Furthermore, the talazoparib-first combination was associated with decreased expression of seven chemokines. The expression of one such chemokine, MCP-1, was downregulated the greatest with the talazoparib-first combination. Interestingly, chemotherapy including cisplatin has been shown to promote secretion of MCP-1, recruit inflammatory monocytes enriched with the receptor of MCP-1, CCR2, forming pre-metastatic niches, thus promoting distant metastasis in breast and lung cancer [50, 51]. Such chemotherapy-induced responses need to be countered immediately, prior to the development of distant metastasis. Since MCP-1 blockade can enhance carboplatin efficacy [41], it is plausible that pre-treatment with talazoparib decreases MCP-1 levels to enhance carboplatin sensitivity. However, since the magnitude of reduction of MCP-1 is less than the magnitude of migration reduction with different treatment combination approaches, it is likely that multiple factors may be contributing to inhibition of migration.
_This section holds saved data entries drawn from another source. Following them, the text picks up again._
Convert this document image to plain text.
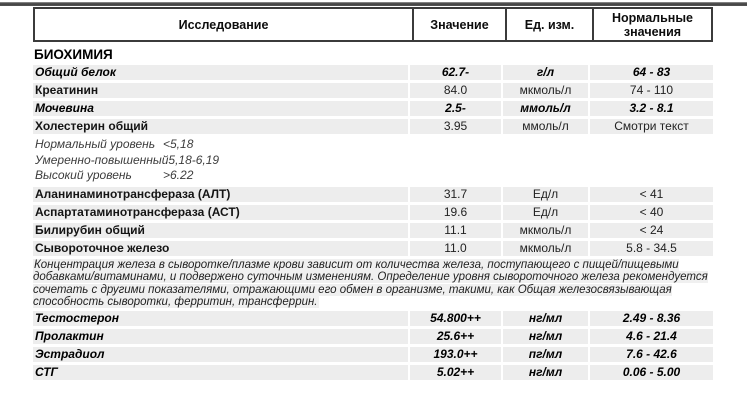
Исследование	Значение	Ед. изм.	Нормальные значения
БИОХИМИЯ
Общий белок	62.7-	г/л	64 - 83
Креатинин	84.0	мкмоль/л	74 - 110
Мочевина	2.5-	ммоль/л	3.2 - 8.1
Холестерин общий	3.95	ммоль/л	Смотри текст
Нормальный уровень <5,18
Умеренно-повышенный5,18-6,19
Высокий уровень	>6.22
Аланинаминотрансфераза (АЛТ)	31.7	Ед/л	< 41
Аспартатаминотрансфераза (АСТ)	19.6	Ед/л	< 40
Билирубин общий	11.1	мкмоль/л	< 24
Сывороточное железо	11.0	мкмоль/л	5.8 - 34.5
Концентрация железа в сыворотке/плазме крови зависит от количества железа, поступающего с пищей/пищевыми добавками/витаминами, и подвержено суточным изменениям. Определение уровня сывороточного железа рекомендуется сочетать с другими показателями, отражающими его обмен в организме, такими, как Общая железосвязывающая способность сыворотки, ферритин, трансферрин.
Тестостерон	54.800++	нг/мл	2.49 - 8.36
Пролактин	25.6++	нг/мл	4.6 - 21.4
Эстрадиол	193.0++	пг/мл	7.6 - 42.6
СТГ	5.02++	нг/мл	0.06 - 5.00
Furthermore, stromal MCP-1 from the microenvironment was shown to more effective in reducing tumour burden than blockade of MCP-1 induced by the proper tumour itself [41]. While we did identify a downregulation of the MCP-1 pathway in the microenvironment, the therapeutic impact on the microenvironment needs to be further explored.

Finally, we evaluated the pathways that were differentially expressed by the different treatment groups using metastatic lung tissue. We found that DNA damage response pathways were distinctly downregulated with seq.T→C in comparison to control and other combination groups. We and others have previously shown that the downregulation of these pathways allow for enhanced sensitivity to PARPi [22, 52], suggesting that the sequential approach is enhancing PARPi sensitivity, particularly in this BRCAWT model.

Taken together, we have provided a comprehensive preclinical analysis of the combination of talazoparib and carboplatin in TNBC. We have demonstrated that the combination is synergistic in most TNBC cell lines. While the sequence of administration does not impact tumour proliferation or tumour growth, sequential administration of talazoparib and carboplatin can decrease toxicity and significantly inhibit migration, invasion, and distant metastasis. Therefore, our results lead the way to future clinical trials with the evaluation of the sequential combination of talazoparib and carboplatin in early breast cancer, potentially providing an effective approach to eradicate micrometastatic disease in TNBC patients.